The FCC unanimously affirmed a 2017 administrative law judge decision revoking construction permits and licenses for three California FM stations over allegations from the late 1990s about a lack of candor, said a docket 03-152 order in Thursday’s Daily Digest. Democratic Commissioners Jessica Rosenworcel and Geoffrey Starks submitted statements (attached to the order) emphasizing that broadcasters found to have dealt dishonestly with the FCC should have their licenses revoked. None of the Republican commissioners issued statements. “In the case of an unscrupulous licensee with multiple stations, misrepresentation and lack of candor constitutes ‘serious deliberate misconduct’ that could put all of a broadcaster’s licenses at risk,” said Starks.
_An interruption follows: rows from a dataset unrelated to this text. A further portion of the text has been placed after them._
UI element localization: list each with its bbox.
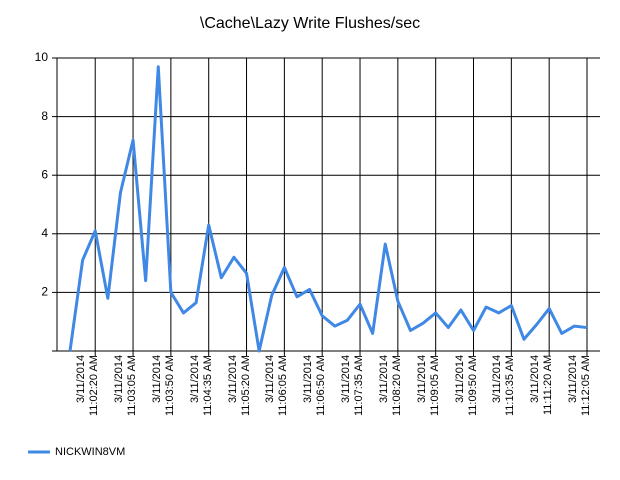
x-tick-label: 3/11/2014 11:11:20 AM [529,355,555,416]
x-tick-label: 3/11/2014 11:06:05 AM [264,355,290,416]
x-tick-label: 3/11/2014 11:06:50 AM [302,355,328,416]
x-tick-label: 3/11/2014 11:07:35 AM [340,355,366,416]
y-tick-label: 10 [35,50,49,64]
x-tick-label: 3/11/2014 11:08:20 AM [377,355,403,416]
x-tick-label: 3/11/2014 11:03:05 AM [113,355,139,416]
y-tick-label: 8 [41,109,48,123]
x-tick-label: 3/11/2014 11:10:35 AM [491,355,517,416]
chart-title: \Cache\Lazy Write Flushes/sec [200,15,420,32]
x-tick-label: 3/11/2014 11:12:05 AM [567,355,592,416]
x-tick-label: 3/11/2014 11:09:05 AM [415,355,441,416]
y-tick-label: 2 [41,285,48,299]
y-tick-label: 6 [41,167,48,181]
legend-label: NICKWIN8VM [55,446,125,458]
x-tick-label: 3/11/2014 11:04:35 AM [188,355,214,416]
x-tick-label: 3/11/2014 11:09:50 AM [453,355,479,416]
data-line [68,65,588,353]
y-tick-label: 4 [41,226,48,240]
x-tick-label: 3/11/2014 11:03:50 AM [150,355,176,416]
x-tick-label: 3/11/2014 11:02:20 AM [75,355,101,416]
x-tick-label: 3/11/2014 11:05:20 AM [226,355,252,416]
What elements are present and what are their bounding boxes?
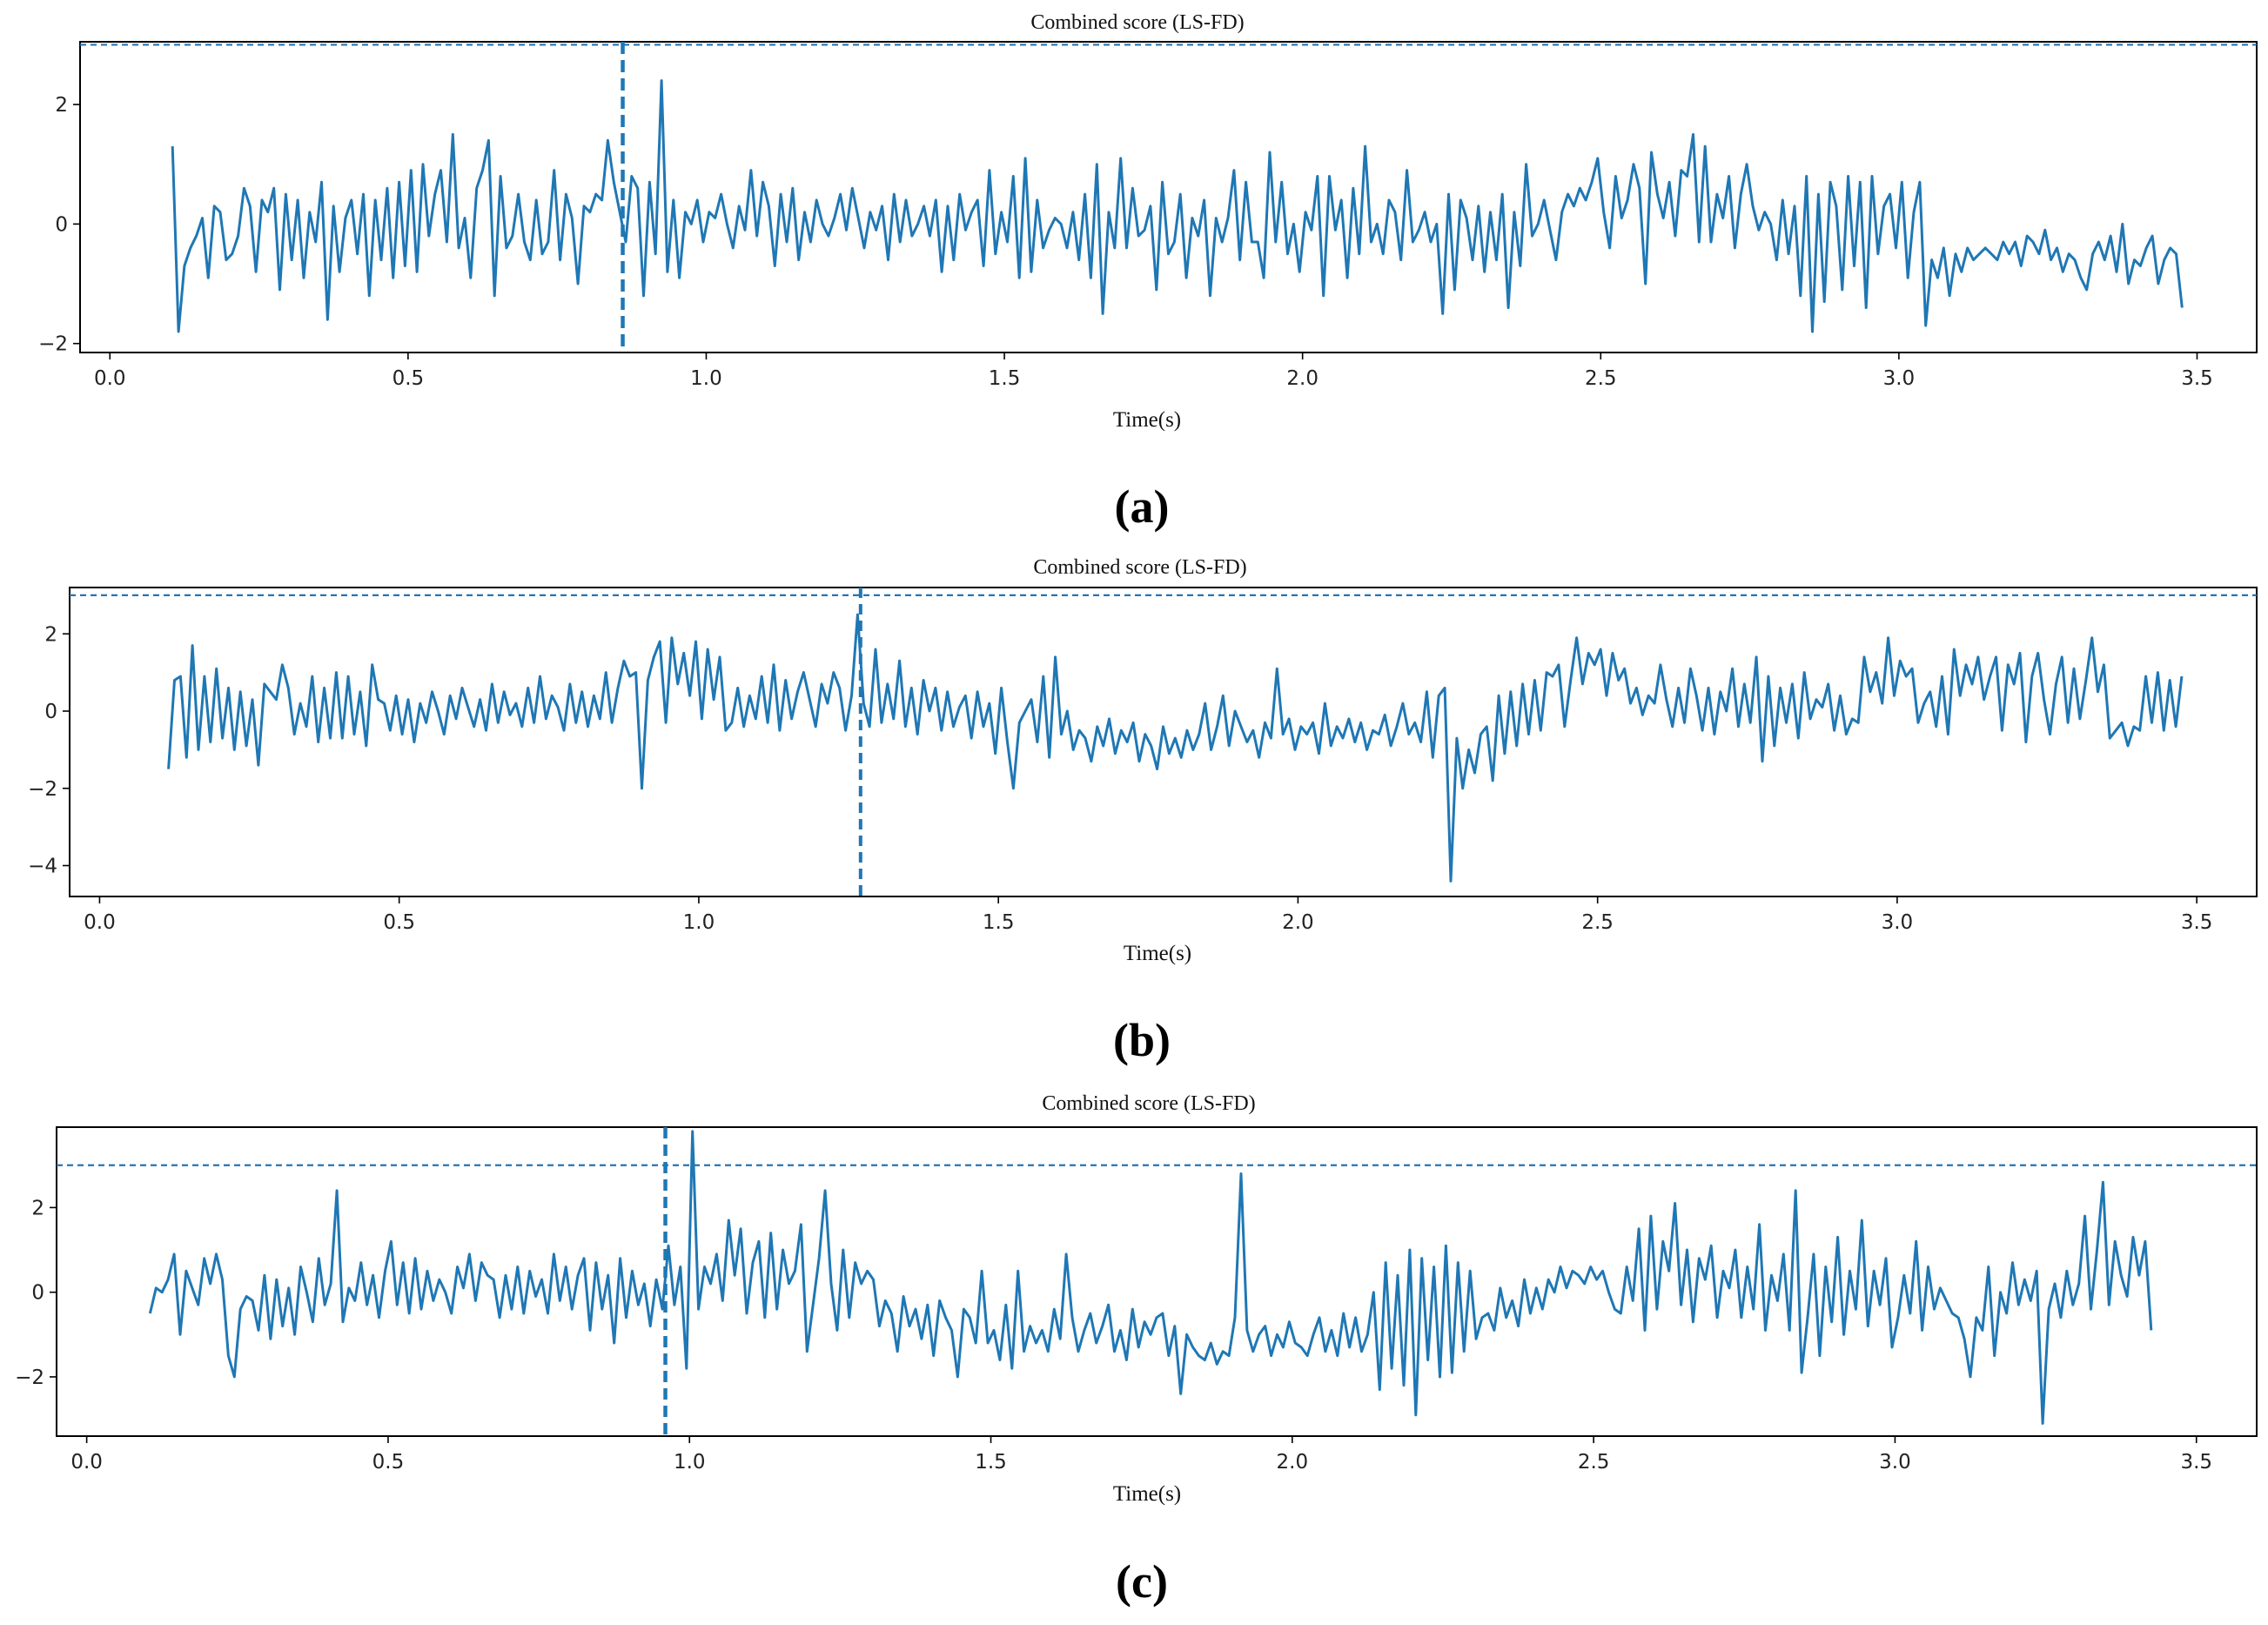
chart-title: Combined score (LS-FD) (1042, 1092, 1255, 1115)
plot-frame (56, 1126, 2258, 1437)
x-tick-label: 0.5 (393, 367, 425, 390)
panel-c: Combined score (LS-FD) 0.0 0.5 1.0 1.5 2.0 2.… (15, 1092, 2258, 1608)
x-axis-label: Time(s) (1113, 1482, 1181, 1506)
y-tick-label: −2 (28, 778, 57, 801)
y-tick-label: 0 (31, 1282, 44, 1305)
panel-label: (c) (1116, 1555, 1168, 1608)
axes: 0.0 0.5 1.0 1.5 2.0 2.5 3.0 3.5 −2 0 2 (38, 94, 2213, 390)
panel-label: (b) (1113, 1014, 1171, 1066)
y-tick-label: −2 (15, 1366, 44, 1389)
x-tick-label: 0.0 (94, 367, 126, 390)
series-line (171, 79, 2184, 333)
x-axis-label: Time(s) (1124, 942, 1191, 965)
x-tick-label: 3.5 (2181, 367, 2213, 390)
y-tick-label: 0 (44, 701, 57, 723)
y-tick-label: 2 (55, 94, 68, 117)
chart-title: Combined score (LS-FD) (1033, 556, 1246, 579)
y-tick-label: 2 (44, 623, 57, 646)
x-tick-label: 3.0 (1882, 911, 1914, 934)
panel-b: Combined score (LS-FD) 0.0 0.5 1.0 1.5 2.0 2.… (28, 556, 2258, 1066)
x-tick-label: 2.0 (1286, 367, 1319, 390)
chart-title: Combined score (LS-FD) (1030, 11, 1244, 34)
series-line (148, 1130, 2153, 1425)
y-tick-label: −4 (28, 856, 57, 878)
x-tick-label: 2.0 (1282, 911, 1314, 934)
x-tick-label: 2.5 (1585, 367, 1617, 390)
x-tick-label: 3.0 (1883, 367, 1916, 390)
x-tick-label: 0.0 (70, 1451, 103, 1474)
panel-a: Combined score (LS-FD) 0.0 0.5 1.0 1.5 2.0 2.… (38, 11, 2258, 533)
x-tick-label: 1.0 (690, 367, 722, 390)
x-tick-label: 3.0 (1879, 1451, 1911, 1474)
plot-frame (69, 587, 2258, 897)
x-tick-label: 2.5 (1578, 1451, 1610, 1474)
x-tick-label: 2.5 (1581, 911, 1614, 934)
x-tick-label: 1.5 (983, 911, 1015, 934)
x-tick-label: 3.5 (2180, 1451, 2212, 1474)
x-tick-label: 1.5 (975, 1451, 1007, 1474)
x-tick-label: 0.0 (84, 911, 116, 934)
y-tick-label: 2 (31, 1197, 44, 1219)
axes: 0.0 0.5 1.0 1.5 2.0 2.5 3.0 3.5 −2 0 2 (15, 1197, 2212, 1474)
x-tick-label: 0.5 (383, 911, 415, 934)
plot-frame (79, 41, 2258, 353)
x-tick-label: 1.0 (683, 911, 715, 934)
series-line (167, 613, 2184, 883)
y-tick-label: −2 (38, 333, 68, 356)
axes: 0.0 0.5 1.0 1.5 2.0 2.5 3.0 3.5 −4 −2 0 2 (28, 623, 2212, 934)
x-axis-label: Time(s) (1113, 408, 1181, 432)
x-tick-label: 3.5 (2181, 911, 2213, 934)
x-tick-label: 1.5 (989, 367, 1021, 390)
x-tick-label: 2.0 (1277, 1451, 1309, 1474)
y-tick-label: 0 (55, 213, 68, 236)
x-tick-label: 0.5 (372, 1451, 405, 1474)
panel-label: (a) (1115, 480, 1170, 533)
x-tick-label: 1.0 (674, 1451, 706, 1474)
William Zawila -- licensee of one of the stations and representative for the estates of other parties in the case -- argued that too much time had passed since the offenses involved and that the Enforcement Bureau hadn’t correctly handled filings in the matter. Those challenges are invalid on their merits and untimely filed, the FCC said. “Long ago the Federal Communications Commission established that the ‘trait of truthfulness’ is a necessary element of the character required to operate a broadcast station in the public interest,” Rosenworcel said. Though Sinclair isn't mentioned in the order or Commissioner statements, both Starks and Rosenworcel have been critical of that broadcaster, which had an attempted deal with Tribune designated for hearing in 2018, over allegations the company may have shown a lack of candor. That ALJ proceeding ended in 2019 when the deal was withdrawn, but several broadcast attorneys said they expect the candor issue to re-emerge as license renewals for Sinclair’s stations come up in 2020 (see 1903050075). “This year, a decision from the agency revisited that notion and concluded that honesty with the FCC is a foundational requirement for holding a license,” Rosenworcel said. Sinclair didn’t comment.
Comments are due Jan. 21 on Liberman Broadcasting’s petition for a declaratory ruling allowing it to be up to 100 percent foreign owned, said an FCC Media Bureau public notice in Monday’s Daily Digest. Liberman wants the ruling because of an upcoming bankruptcy reorganization that will lead to its being controlled by SLA, which is ultimately controlled by other Cayman Islands-based entities whose owners who are residents of the U.K., the PN said. Reply comments on the petition in docket 19-386 are due Feb. 5.
Broadcasters will be able to start filing children’s television reports in the FCC’s licensing and management system by Jan. 30, after OMB approved the FCC’s form revisions Friday, said the Media Bureau in a docket 18-202 public notice and in Monday’s Daily Digest. The information collection aspects of the kidvid rules take effect Jan. 21, the PN said (see 1910070064). The bureau plans a webinar Jan. 23 on changes to children’s television reports, the PN said.